Question

Obtain the condition for bridge balance in Wheatstone’s bridge.

Answer 1

Hint: The bridge is in the unbalanced condition where current flows through the galvanometer. Wheatstone bridge along with an operational amplifier is used to measure the physical parameters like temperature, strain, light, etc.

Complete step by step solution:

Wheatstone’s bridge is an important application of Kirchoff’s.
Wheatstone bridge consist of resistances P, Q, R and S connected to form a closed path A cell of EMF (E) is connected between point A and C. The current I from the cell is divided into \[{I_1},\,\,{I_2},\,\,{I_3}\] and \[{I_4}\] across the four branches. The current through the galvanometer is G.
Applying Kirchoff’s current law to junction B,
\[{I_1} - {I_g} - {I_3} = 0\] …. (1)
Applying Kirchoff’s current law to junction D,
\[{I_2} + {I_g} - {I_4} = 0\] … (2)
Applying Kirchoff’s voltage law to closed path ABDA
\[{I_1}P + {I_g}G - {I_2}R = 0\] … (3)
Applying Kirchoff’s voltage law to closed path ABCDA
\[{I_1}P + {I_3}Q - {I_4}S - {I_2}R = 0\] ... (4)
When the galvanometer shows zero deflection points, B and D are at same potential and \[{I_g} = 0\]. Substituting \[{I_g} = 0\] in equation (1), (2) and (3), we have
\[{I_1} = {I_3}\] …(5)
\[{I_2} = {I_4}\] …(6)
\[{I_1}P = {I_2}R\] …(7)
Substituting the values of (5) and (6) in equation (4)
\[{I_1}P + {I_1}Q - {I_2}S - {I_2}R = 0\]
\[{I_1}\left( {P + Q} \right) = {I_2}\left( {R + S} \right)\]
Dividing (8) by (7), we have
\[\dfrac{{{I_1}\left( {P + Q} \right)}}{{{I_1}\,\,P}} = \dfrac{{{I_2}\left( {R + S} \right)}}{{{I_2}R}}\]
\[\therefore \,\,\,\,\dfrac{{P + Q}}{P} = \dfrac{{R + S}}{R}\]
\[ = I + \dfrac{Q}{P} = I + \dfrac{S}{R}\]
\[\therefore \dfrac{Q}{P} = \dfrac{S}{R}\,\,\,or\,\,\,\dfrac{P}{Q} = \dfrac{R}{S}\]

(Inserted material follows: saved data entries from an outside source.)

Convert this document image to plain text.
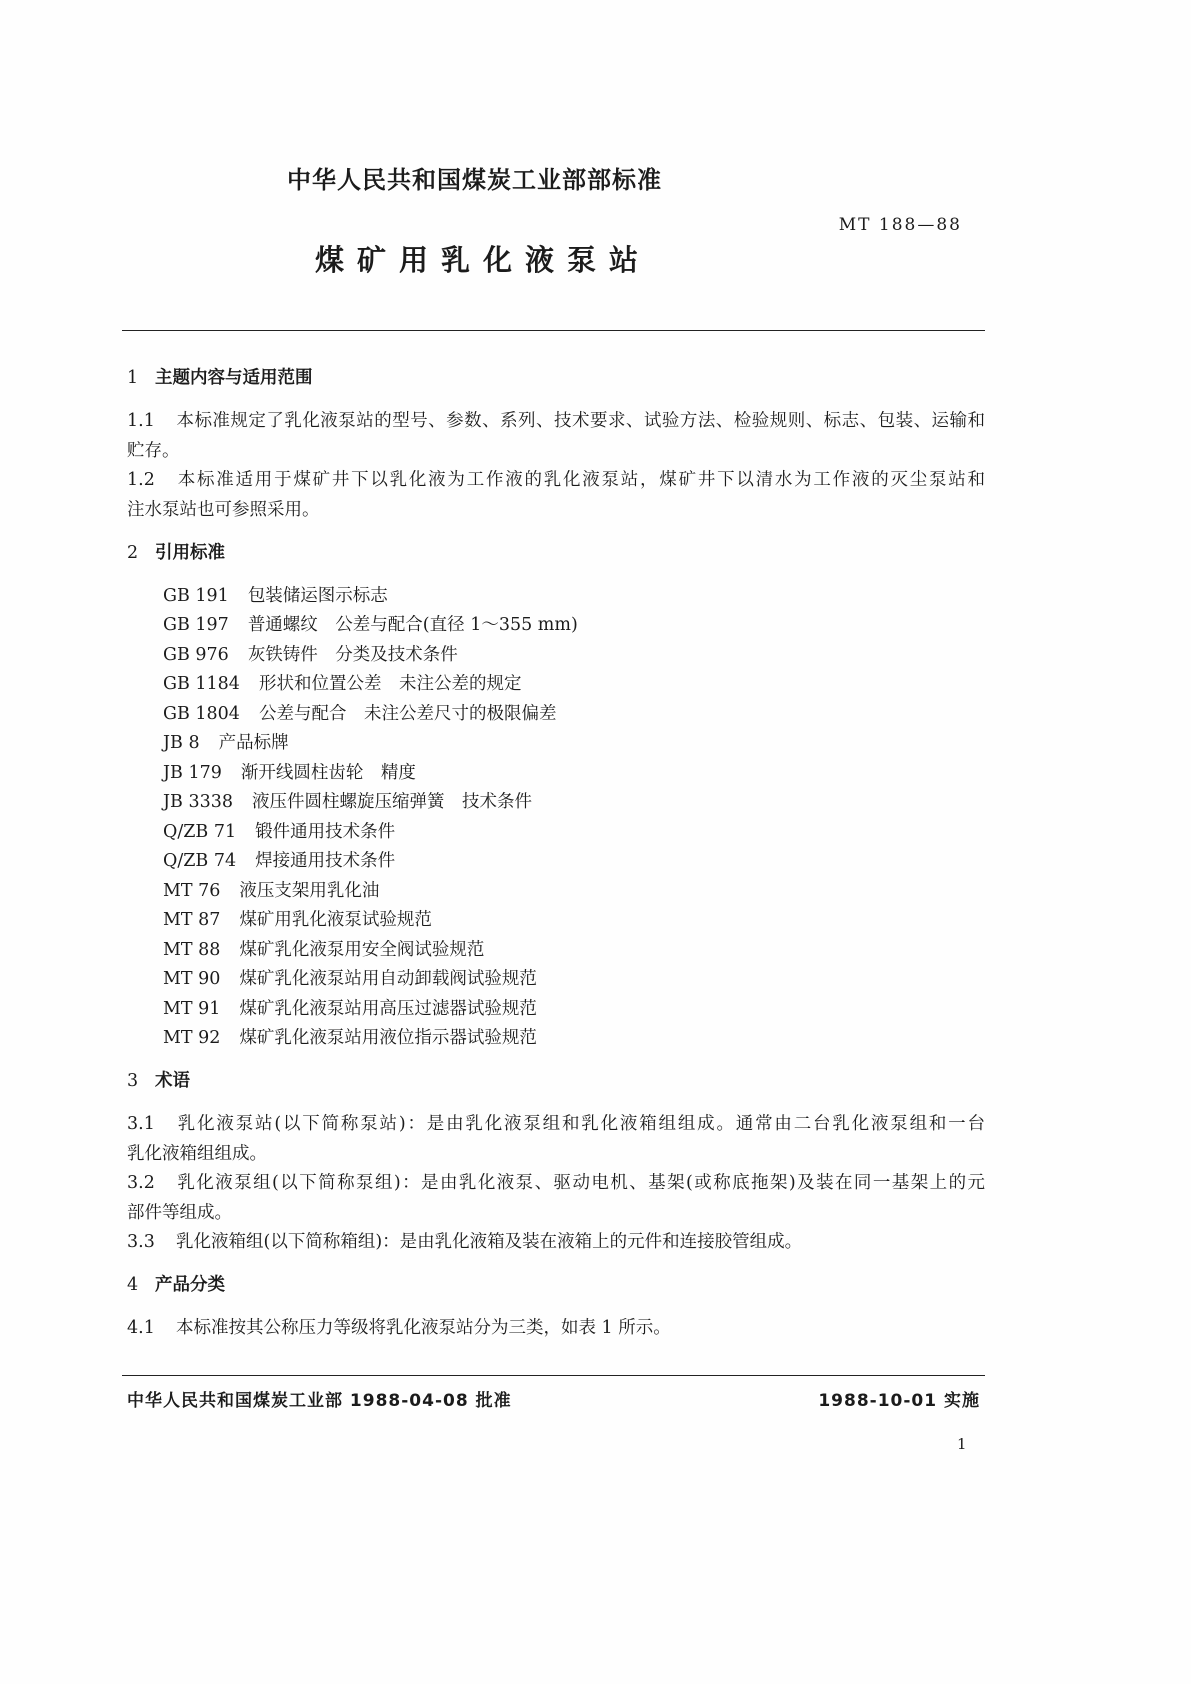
中华人民共和国煤炭工业部部标准
MT 188—88
煤矿用乳化液泵站
1 主题内容与适用范围
1.1 本标准规定了乳化液泵站的型号、参数、系列、技术要求、试验方法、检验规则、标志、包装、运输和
贮存。
1.2 本标准适用于煤矿井下以乳化液为工作液的乳化液泵站，煤矿井下以清水为工作液的灭尘泵站和
注水泵站也可参照采用。
2 引用标准
GB 191 包装储运图示标志
GB 197 普通螺纹　公差与配合(直径 1～355 mm)
GB 976 灰铁铸件　分类及技术条件
GB 1184 形状和位置公差　未注公差的规定
GB 1804 公差与配合　未注公差尺寸的极限偏差
JB 8 产品标牌
JB 179 渐开线圆柱齿轮　精度
JB 3338 液压件圆柱螺旋压缩弹簧　技术条件
Q/ZB 71 锻件通用技术条件
Q/ZB 74 焊接通用技术条件
MT 76 液压支架用乳化油
MT 87 煤矿用乳化液泵试验规范
MT 88 煤矿乳化液泵用安全阀试验规范
MT 90 煤矿乳化液泵站用自动卸载阀试验规范
MT 91 煤矿乳化液泵站用高压过滤器试验规范
MT 92 煤矿乳化液泵站用液位指示器试验规范
3 术语
3.1 乳化液泵站(以下简称泵站)：是由乳化液泵组和乳化液箱组组成。通常由二台乳化液泵组和一台
乳化液箱组组成。
3.2 乳化液泵组(以下简称泵组)：是由乳化液泵、驱动电机、基架(或称底拖架)及装在同一基架上的元
部件等组成。
3.3 乳化液箱组(以下简称箱组)：是由乳化液箱及装在液箱上的元件和连接胶管组成。
4 产品分类
4.1 本标准按其公称压力等级将乳化液泵站分为三类，如表 1 所示。
中华人民共和国煤炭工业部 1988-04-08 批准	1988-10-01 实施
1
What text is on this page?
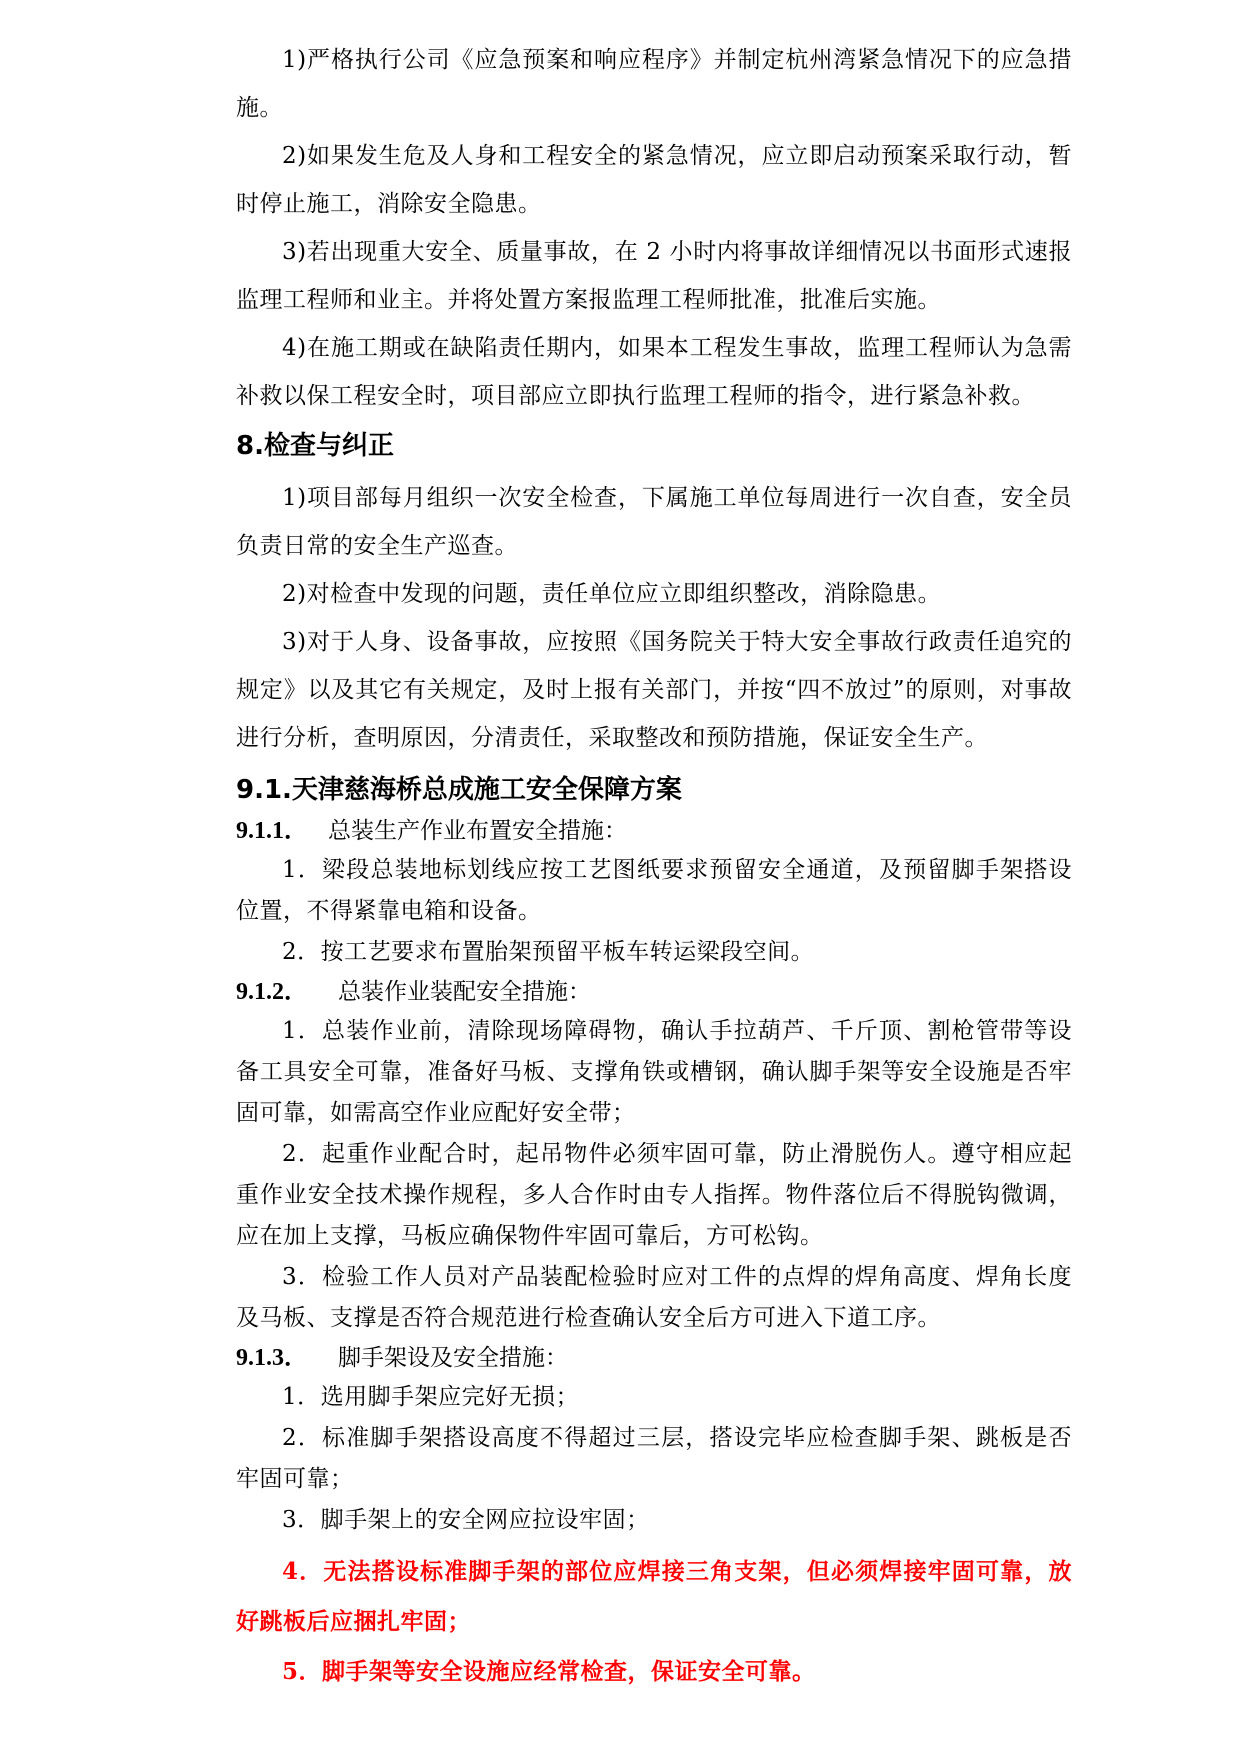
1)严格执行公司《应急预案和响应程序》并制定杭州湾紧急情况下的应急措施。

2)如果发生危及人身和工程安全的紧急情况，应立即启动预案采取行动，暂时停止施工，消除安全隐患。

3)若出现重大安全、质量事故，在 2 小时内将事故详细情况以书面形式速报监理工程师和业主。并将处置方案报监理工程师批准，批准后实施。

4)在施工期或在缺陷责任期内，如果本工程发生事故，监理工程师认为急需补救以保工程安全时，项目部应立即执行监理工程师的指令，进行紧急补救。

8.检查与纠正

1)项目部每月组织一次安全检查，下属施工单位每周进行一次自查，安全员负责日常的安全生产巡查。

2)对检查中发现的问题，责任单位应立即组织整改，消除隐患。

3)对于人身、设备事故，应按照《国务院关于特大安全事故行政责任追究的规定》以及其它有关规定，及时上报有关部门，并按“四不放过”的原则，对事故进行分析，查明原因，分清责任，采取整改和预防措施，保证安全生产。

9.1.天津慈海桥总成施工安全保障方案

9.1.1． 总装生产作业布置安全措施：

1．梁段总装地标划线应按工艺图纸要求预留安全通道，及预留脚手架搭设位置，不得紧靠电箱和设备。

2．按工艺要求布置胎架预留平板车转运梁段空间。

9.1.2． 总装作业装配安全措施：

1．总装作业前，清除现场障碍物，确认手拉葫芦、千斤顶、割枪管带等设备工具安全可靠，准备好马板、支撑角铁或槽钢，确认脚手架等安全设施是否牢固可靠，如需高空作业应配好安全带；

2．起重作业配合时，起吊物件必须牢固可靠，防止滑脱伤人。遵守相应起重作业安全技术操作规程，多人合作时由专人指挥。物件落位后不得脱钩微调，应在加上支撑，马板应确保物件牢固可靠后，方可松钩。

3．检验工作人员对产品装配检验时应对工件的点焊的焊角高度、焊角长度及马板、支撑是否符合规范进行检查确认安全后方可进入下道工序。

9.1.3． 脚手架设及安全措施：

1．选用脚手架应完好无损；

2．标准脚手架搭设高度不得超过三层，搭设完毕应检查脚手架、跳板是否牢固可靠；

3．脚手架上的安全网应拉设牢固；

4．无法搭设标准脚手架的部位应焊接三角支架，但必须焊接牢固可靠，放好跳板后应捆扎牢固；

5．脚手架等安全设施应经常检查，保证安全可靠。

Note: While solving such problems we have to keep in mind few things otherwise our answer will come wrong. We have to see how many batteries are there in the circuit. If there is only one battery in a loop then it is okay but if there are more than one we have to consider individual currents and one voltage and another will be considered and will be added or subtracted depending upon the polarities alignment of the given batteries.